The decision

Upper Tribunal
(Immigration and Asylum Chamber)

Hameed (Appendix FM - financial year) [2014] UKUT 00266 (IAC)


Heard at Glasgow
Determination issued
on 7 March 2014






For the Appellant: Mr Shoaib, of Shoaib Associates
For the Respondent: Mr Parkinson, Senior Home Office Presenting Officer

No anonymity order requested or made

The financial year for purposes of Appendix FM is the tax year, not the year selected for accounting purposes.


1) The appellant appeals against a determination by Judge McGavin, promulgated on 21 October 2013, dismissing his appeal against refusal of entry clearance as the partner of a British citizen.

2) The point at issue is whether the judge was right to base her decision on the sponsor's income as shown in her last two tax returns, or whether she should have allowed the appeal by reference to the sponsor's income averaged over the last two accounting years of her business.
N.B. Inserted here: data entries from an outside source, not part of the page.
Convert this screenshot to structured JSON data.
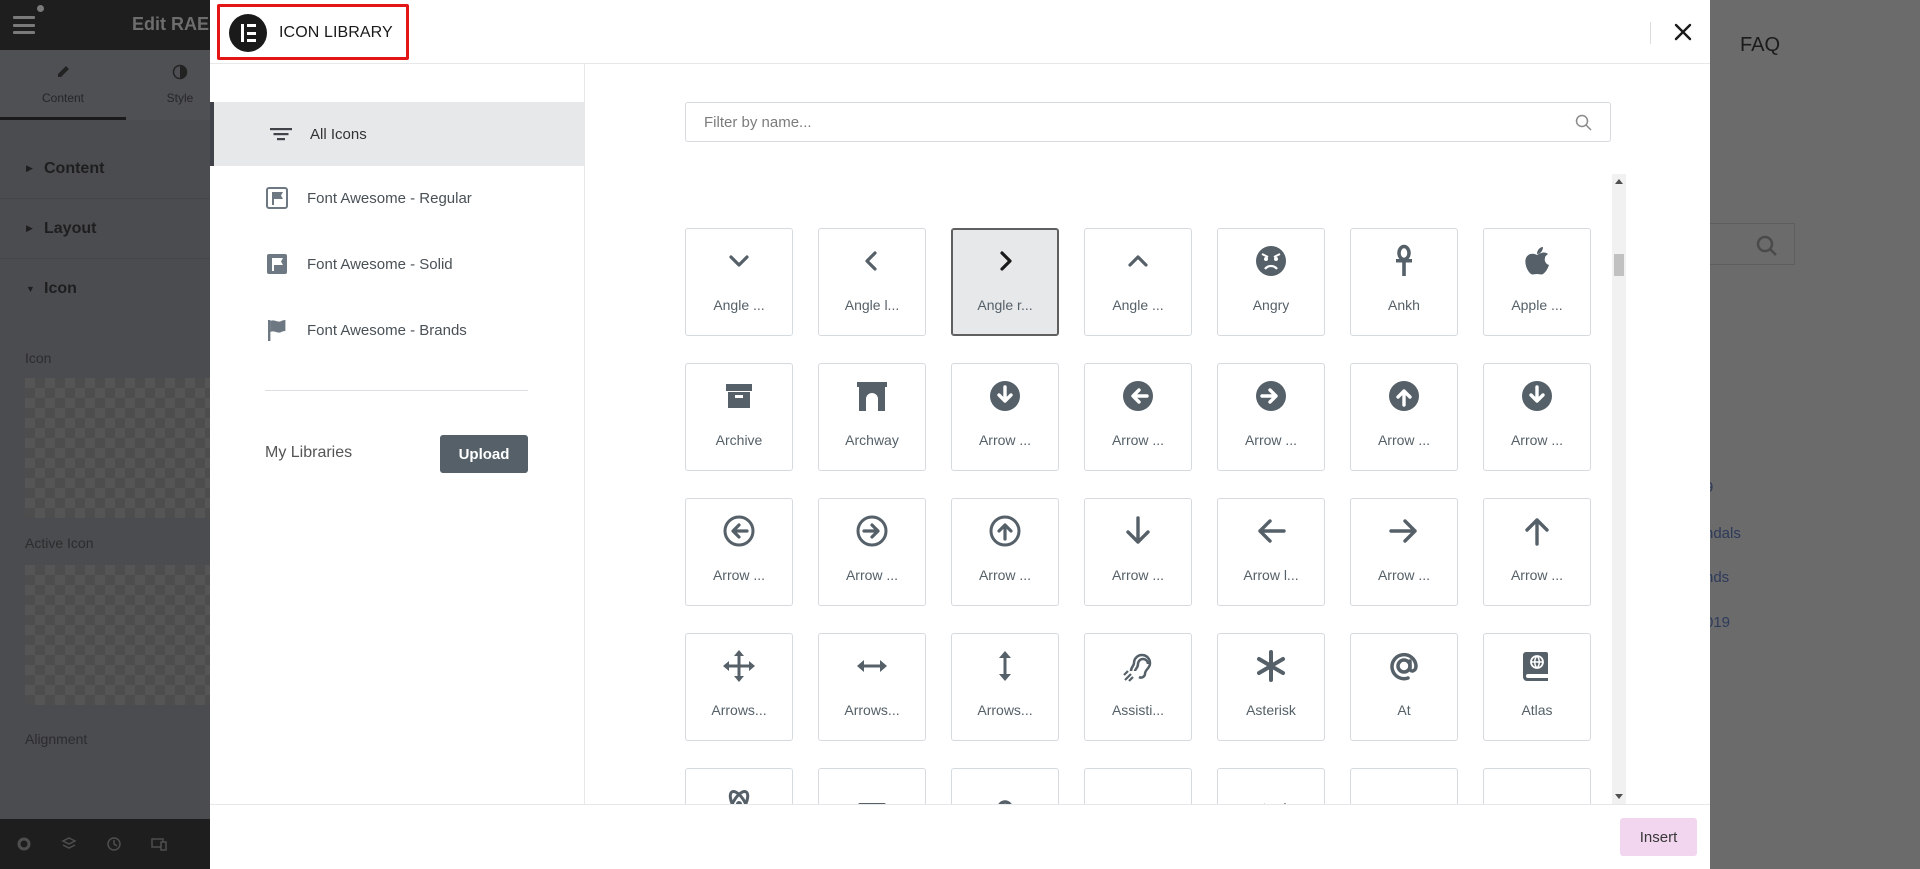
{
  "colors": {
    "accent_highlight": "#e41515",
    "upload_button": "#556068",
    "insert_button": "#f2d6f0",
    "icon_gray": "#556068",
    "active_tab_bg": "#e6e8ea"
  },
  "editor": {
    "title": "Edit RAE",
    "tabs": [
      {
        "label": "Content",
        "icon": "pencil-icon"
      },
      {
        "label": "Style",
        "icon": "contrast-icon"
      }
    ],
    "sections": [
      {
        "label": "Content",
        "icon": "caret-right-icon"
      },
      {
        "label": "Layout",
        "icon": "caret-right-icon"
      },
      {
        "label": "Icon",
        "icon": "caret-down-icon"
      }
    ],
    "fields": {
      "icon_label": "Icon",
      "active_icon_label": "Active Icon",
      "alignment_label": "Alignment"
    }
  },
  "site": {
    "faq": "FAQ",
    "links": [
      "9",
      "ndals",
      "nds",
      "019"
    ]
  },
  "modal": {
    "title": "ICON LIBRARY",
    "close_icon": "close-icon",
    "tabs": [
      {
        "label": "All Icons",
        "icon": "filter-lines-icon",
        "active": true
      },
      {
        "label": "Font Awesome - Regular",
        "icon": "flag-outline-icon",
        "active": false
      },
      {
        "label": "Font Awesome - Solid",
        "icon": "flag-square-icon",
        "active": false
      },
      {
        "label": "Font Awesome - Brands",
        "icon": "flag-icon",
        "active": false
      }
    ],
    "my_libraries": "My Libraries",
    "upload_label": "Upload",
    "filter_placeholder": "Filter by name...",
    "filter_value": "",
    "insert_label": "Insert",
    "icons": [
      {
        "name": "Angle ...",
        "icon": "angle-down-icon",
        "selected": false
      },
      {
        "name": "Angle l...",
        "icon": "angle-left-icon",
        "selected": false
      },
      {
        "name": "Angle r...",
        "icon": "angle-right-icon",
        "selected": true
      },
      {
        "name": "Angle ...",
        "icon": "angle-up-icon",
        "selected": false
      },
      {
        "name": "Angry",
        "icon": "angry-icon",
        "selected": false
      },
      {
        "name": "Ankh",
        "icon": "ankh-icon",
        "selected": false
      },
      {
        "name": "Apple ...",
        "icon": "apple-icon",
        "selected": false
      },
      {
        "name": "Archive",
        "icon": "archive-icon",
        "selected": false
      },
      {
        "name": "Archway",
        "icon": "archway-icon",
        "selected": false
      },
      {
        "name": "Arrow ...",
        "icon": "arrow-circle-down-icon",
        "selected": false
      },
      {
        "name": "Arrow ...",
        "icon": "arrow-circle-left-icon",
        "selected": false
      },
      {
        "name": "Arrow ...",
        "icon": "arrow-circle-right-icon",
        "selected": false
      },
      {
        "name": "Arrow ...",
        "icon": "arrow-circle-up-icon",
        "selected": false
      },
      {
        "name": "Arrow ...",
        "icon": "arrow-circle-down-alt-icon",
        "selected": false
      },
      {
        "name": "Arrow ...",
        "icon": "arrow-circle-left-outline-icon",
        "selected": false
      },
      {
        "name": "Arrow ...",
        "icon": "arrow-circle-right-outline-icon",
        "selected": false
      },
      {
        "name": "Arrow ...",
        "icon": "arrow-circle-up-outline-icon",
        "selected": false
      },
      {
        "name": "Arrow ...",
        "icon": "arrow-down-icon",
        "selected": false
      },
      {
        "name": "Arrow l...",
        "icon": "arrow-left-icon",
        "selected": false
      },
      {
        "name": "Arrow ...",
        "icon": "arrow-right-icon",
        "selected": false
      },
      {
        "name": "Arrow ...",
        "icon": "arrow-up-icon",
        "selected": false
      },
      {
        "name": "Arrows...",
        "icon": "arrows-move-icon",
        "selected": false
      },
      {
        "name": "Arrows...",
        "icon": "arrows-horizontal-icon",
        "selected": false
      },
      {
        "name": "Arrows...",
        "icon": "arrows-vertical-icon",
        "selected": false
      },
      {
        "name": "Assisti...",
        "icon": "assistive-listening-icon",
        "selected": false
      },
      {
        "name": "Asterisk",
        "icon": "asterisk-icon",
        "selected": false
      },
      {
        "name": "At",
        "icon": "at-icon",
        "selected": false
      },
      {
        "name": "Atlas",
        "icon": "atlas-icon",
        "selected": false
      },
      {
        "name": "",
        "icon": "atom-icon",
        "selected": false
      },
      {
        "name": "",
        "icon": "audio-description-icon",
        "selected": false
      },
      {
        "name": "",
        "icon": "award-icon",
        "selected": false
      },
      {
        "name": "",
        "icon": "baby-icon",
        "selected": false
      },
      {
        "name": "",
        "icon": "baby-carriage-icon",
        "selected": false
      },
      {
        "name": "",
        "icon": "backspace-icon",
        "selected": false
      },
      {
        "name": "",
        "icon": "backward-icon",
        "selected": false
      }
    ]
  }
}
3) This depends on the following part of the Immigration Rules:

Evidence of Financial Requirements under Appendix FM


7. In respect of self-employment in the UK as a partner, as a sole trader or in a franchise all of the following must be provided:
(a) Evidence of the amount of tax payable, paid and unpaid for the last financial year.
(b) The latest:
(i) annual self-assessment tax return to HMRC (a copy or print-out);
(ii) Statement of Account (SA300 or SA302); and,
(iii) the same for the previous financial year if the latest return does not show the necessary level of gross income, but the average of the last 2 financial years does.

4) Mr Shoaib said that businesses may choose their own financial accounting year (which is correct), and that he had relied on information from the sponsor's accountants of her income for two such years. She could not show the necessary income by averaging over two tax years, because her business did not begin until the first half of the first tax year had already gone by.
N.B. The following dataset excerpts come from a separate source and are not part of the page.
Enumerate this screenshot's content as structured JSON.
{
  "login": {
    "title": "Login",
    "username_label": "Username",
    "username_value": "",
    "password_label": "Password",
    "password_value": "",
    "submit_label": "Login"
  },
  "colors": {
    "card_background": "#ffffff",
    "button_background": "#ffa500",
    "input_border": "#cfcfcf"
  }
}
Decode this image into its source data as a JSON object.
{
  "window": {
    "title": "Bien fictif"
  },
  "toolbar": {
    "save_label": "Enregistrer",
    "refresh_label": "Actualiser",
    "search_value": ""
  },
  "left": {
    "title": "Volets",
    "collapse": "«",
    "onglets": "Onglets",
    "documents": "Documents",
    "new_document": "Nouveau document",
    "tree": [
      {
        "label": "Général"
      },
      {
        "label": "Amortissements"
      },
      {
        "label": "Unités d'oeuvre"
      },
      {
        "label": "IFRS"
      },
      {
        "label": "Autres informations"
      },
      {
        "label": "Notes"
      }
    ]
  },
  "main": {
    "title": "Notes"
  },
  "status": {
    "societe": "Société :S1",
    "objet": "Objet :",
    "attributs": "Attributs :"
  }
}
5) The Rules do not bear the construction which Mr Shoaib sought to put upon them. The financial year for these purposes is the tax year (in this case, the years to 5 April 2011 and 5 April 2012) not the year which the sponsor selected for accounting purposes. It is the latest tax return which must show the necessary level of gross income, with the alternative of averaging the two most recent such returns.

6) We have reservations over the reasons given by the judge for her Article 8 decision at paragraph 22. We do not think that section 113 of the Nationality, Immigration and Asylum Act 2002 excludes human rights issues when an appellant is outside the UK. That section has other purposes. However, there is no need for further analysis. The grounds do not raise that point. Although they do refer generally to Article 8 of the ECHR, Mr Shoaib advisedly did not make any submissions thereon. The effect of the adverse decision is simply that the appellant has to re-apply if and when the requirements of the Rules can be met. That cannot be a disproportionate interference.

7) The determination of the First-tier Tribunal does not err in law in any respect which requires it to be set aside, and it shall stand.